Он врывался к нам, в наш студенческий чердак у Голяшкина, и вдруг кричал исступленно:
— Безобразие! Как это никто не догадывается, что теперешние свечные заводы представляют собой нечто вроде мошеннического американского треста: стеарин смешивают с керосином! Фитили насквозь пропитаны керосином! Таким образом, совершенно ясно, даже для двухлетнего младенца, что теперешние свечи сгорают в четыре раза скорее, чем нормальная свеча и, стало быть, я плачу синдикату — или, как его там черт! называют? — за одну сгоревшую свечу, как за четыре свечи! И все это знают, и никто не протестует!
Через некоторое время он опять прибегал к нам и кричал в диком ужасе:
— Да, да! Вы успокоились на лаврах? А обратили ли вы внимание на то, что каждый год меняются рисунки на государственных ассигнациях, то есть, вернее сказать, на векселях государства?

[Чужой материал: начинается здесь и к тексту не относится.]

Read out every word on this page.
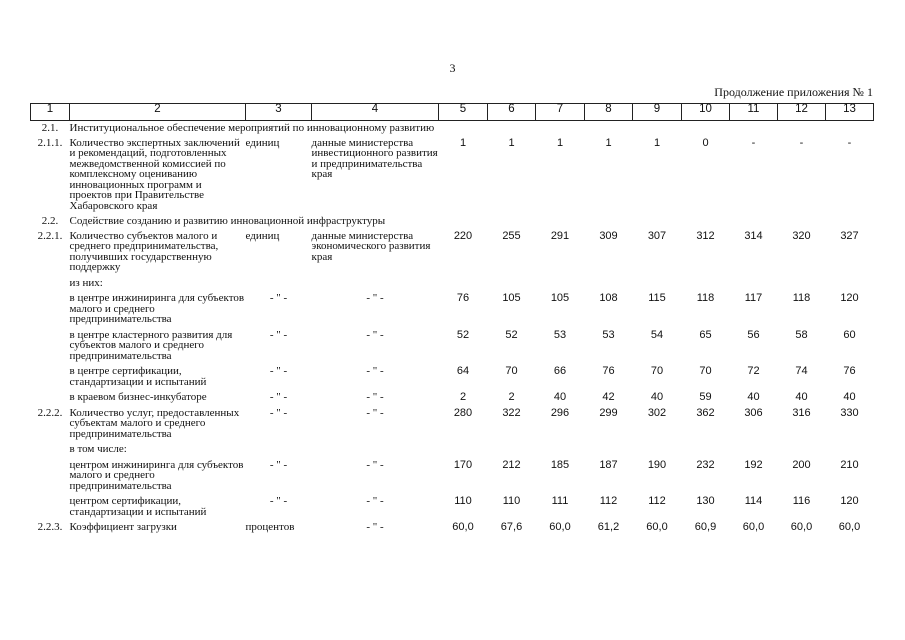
3
Продолжение приложения № 1
1	2	3	4	5	6	7	8	9	10	11	12	13
2.1.	Институциональное обеспечение мероприятий по инновационному развитию											
2.1.1.	Количество экспертных заключений и рекомендаций, подготовленных межведомственной комиссией по комплексному оцениванию инновационных программ и проектов при Правительстве Хабаровского края	единиц	данные министерства инвестиционного развития и предпринимательства края	1	1	1	1	1	0	-	-	-
2.2.	Содействие созданию и развитию инновационной инфраструктуры											
2.2.1.	Количество субъектов малого и среднего предпринимательства, получивших государственную поддержку	единиц	данные министерства экономического развития края	220	255	291	309	307	312	314	320	327
	из них:											
	в центре инжиниринга для субъектов малого и среднего предпринимательства	- " -	- " -	76	105	105	108	115	118	117	118	120
	в центре кластерного развития для субъектов малого и среднего предпринимательства	- " -	- " -	52	52	53	53	54	65	56	58	60
	в центре сертификации, стандартизации и испытаний	- " -	- " -	64	70	66	76	70	70	72	74	76
	в краевом бизнес-инкубаторе	- " -	- " -	2	2	40	42	40	59	40	40	40
2.2.2.	Количество услуг, предоставленных субъектам малого и среднего предпринимательства	- " -	- " -	280	322	296	299	302	362	306	316	330
	в том числе:											
	центром инжиниринга для субъектов малого и среднего предпринимательства	- " -	- " -	170	212	185	187	190	232	192	200	210
	центром сертификации, стандартизации и испытаний	- " -	- " -	110	110	111	112	112	130	114	116	120
2.2.3.	Коэффициент загрузки	процентов	- " -	60,0	67,6	60,0	61,2	60,0	60,9	60,0	60,0	60,0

И торопливо прожевывая кусок вареной колбасы, и обжигаясь чаем, он продолжал:
— И вот, какой-нибудь пензенский мужик, мордвин, который не только что неграмотен, но еще поклоняется Велесу и Даждь-богу, — этот мужик пойман в ловушку! Где-то в городе расклеили объявления, что бумажки принимаются до такого-то числа, говорят об этом даже в церкви, — Таракан опять обжигается чаем, — с амвона… но, ведь, мужик не несет свои сбережения в государственную кассу, а предпочитает прятать их в сарай, в кормушки для лошадей или зарывать под старую яблоню. Наступает время смерти. Он, или его сыновья, вырывают свой клад из-под спуда и везут его для размена. Но чиновник, в прекрасном белье, в пуговицах и погонах, говорит им хладнокровно: ‘Эти билеты не принимаются’. Что мы из этого усмотрим? Не покушение ли на мошну доброго старого стапятиде-сятимиллионного населения?
Увлекшись этой полосой, он прибежал к нам еще через четыре дня, но очень усталый, измученный, как будто отдающий последние силы своему призванию.
— Скажите мне! — кричал он — Почему теперь чеканятся такие скверные серебряные монеты?! Петровская, Екатерининская и даже Николаевская — Первого Николая — живут до сих пор крепко и, будучи ударенными о мраморный пробник на прилавках кабака, звенят чисто! Однако, теперешние монеты, даже самые настоящие, стираются через год: и орел, и решка. И он, подлец-лавочник, даже и не пробует их, а просто бросает вам их назад и говорит: ‘Неизвестно, какая монета. Стерлась, Принесите поновее’. То же самое и с золотом. Припомните, дети мои, как почти три столетия назад, на такой же штучке хотели обмануть народ, и как это дело дошло до высших властей, и как зачинщикам этого дела заливали рты расплавленным серебром и золотом? А? Или я говорю неправду? И скажите мне, пожалуйста, почему теперешние золотые называются матиль-д’орами? Если вы ничего в этом не понимаете, то, признаюсь, и я ничего не понимаю! А вы только и знаете, что ржать, как жеребцы на овес! Смешно? Тьфу!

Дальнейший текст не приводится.